In this proposal, we outline an interdisciplinary collaboration that we feel has the potential to revolutionize the way in which complex algorithms are applied to astrophysical datasets. Our collaboration of domain specialists have identified a means by which the analysis of large datasets can be increased by a factor of 100 or more over that provided by the traditional use of supercomputers alone. We will combine the expertise of the Laboratory for Cosmological Data Mining, the NCSA Innovative Systems Laboratory (ISL) and the NCSA Automated Learning Group (ALG) to analyze terascale datasets, such as that from the Sloan Digital Sky Survey (SDSS).
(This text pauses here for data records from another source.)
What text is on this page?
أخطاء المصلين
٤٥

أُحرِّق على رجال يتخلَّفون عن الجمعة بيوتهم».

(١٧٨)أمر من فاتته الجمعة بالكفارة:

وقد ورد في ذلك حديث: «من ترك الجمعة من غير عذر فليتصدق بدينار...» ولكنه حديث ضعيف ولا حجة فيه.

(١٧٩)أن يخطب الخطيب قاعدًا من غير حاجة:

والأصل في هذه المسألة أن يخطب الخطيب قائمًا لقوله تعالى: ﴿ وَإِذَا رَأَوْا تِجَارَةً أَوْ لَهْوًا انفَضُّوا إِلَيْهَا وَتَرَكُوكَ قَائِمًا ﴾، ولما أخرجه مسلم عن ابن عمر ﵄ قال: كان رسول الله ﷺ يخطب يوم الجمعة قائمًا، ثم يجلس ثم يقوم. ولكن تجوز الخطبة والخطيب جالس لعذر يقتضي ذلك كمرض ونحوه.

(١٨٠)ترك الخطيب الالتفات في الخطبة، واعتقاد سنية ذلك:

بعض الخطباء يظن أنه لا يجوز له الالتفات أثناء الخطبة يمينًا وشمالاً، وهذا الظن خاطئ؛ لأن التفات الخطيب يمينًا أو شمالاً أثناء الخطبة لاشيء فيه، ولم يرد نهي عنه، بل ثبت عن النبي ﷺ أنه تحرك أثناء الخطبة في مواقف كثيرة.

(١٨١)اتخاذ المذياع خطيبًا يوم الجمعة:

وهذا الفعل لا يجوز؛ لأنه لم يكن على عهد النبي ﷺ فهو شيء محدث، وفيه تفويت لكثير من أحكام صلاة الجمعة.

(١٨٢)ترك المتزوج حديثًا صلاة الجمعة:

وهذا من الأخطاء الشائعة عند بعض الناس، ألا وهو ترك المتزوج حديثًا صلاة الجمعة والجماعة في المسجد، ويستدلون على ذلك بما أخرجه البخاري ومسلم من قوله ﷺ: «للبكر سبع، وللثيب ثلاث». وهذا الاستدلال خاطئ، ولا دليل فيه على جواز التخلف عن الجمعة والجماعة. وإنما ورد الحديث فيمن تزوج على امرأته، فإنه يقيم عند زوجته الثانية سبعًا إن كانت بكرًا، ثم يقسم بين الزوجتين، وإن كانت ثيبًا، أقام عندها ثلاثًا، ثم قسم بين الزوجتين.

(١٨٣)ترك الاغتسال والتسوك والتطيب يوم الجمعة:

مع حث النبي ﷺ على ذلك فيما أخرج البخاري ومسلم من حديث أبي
As an initial proof-of-concept, we will produce the largest and most accurately classified catalog of objects to date, using instance-based learning, and, subsequently use this classified catalog to calculate cosmological statistics such as N-point correlation functions. Both of these data analyses, using the most accurate statistical approaches are otherwise intractable. The ISL has available cutting-edge hardware in the form of high performance reconfigurable systems which enable the speedup described. Crucially, given the experimental nature of current non-embedded applications which this technology, we also have the expertise and proven results to make this possible. Tests have shown that instance-based learning, in particular when combined with the results from other algorithms, results in superior object classification, but the method remains relatively unexplored in astronomy due to its intractability.
The PI and two Co-Is have joint appointments between the Department of Astronomy and NCSA at the University of Illinois, Urbana-Champaign, and have previously found that technological advances often benefit from the proximity of these institutions. The cyberinfrastructure to produce the catalogs is already in place, in the form of the Data-to-Knowledge Toolkit developed by the ALG. Indeed, it has already been used to classify the 141 million objects in the SDSS Data Release 3, a 70 GB dataset, but to realize the full potential of the available facilities and expertise requires the interdisciplinary collaboration outlined herein. The ISL is keen to gain partners who have real-world applications which may benefit from reconfigurable computing, either in industry or academia. The relevance to NASA and AISR goals is the advancement of computer hardware and software in the field of high performance computing, cyberinfrastructure and machine learning. The use of FPGAs/reconfigurable computing will make tractable other data intensive problems in astronomy such as Fast Fourier Transforms (e.g., for the analysis of Planck mission data), or object classification and statistical analysis within the anticipated petascale datasets of missions such as the LSST. |
|
|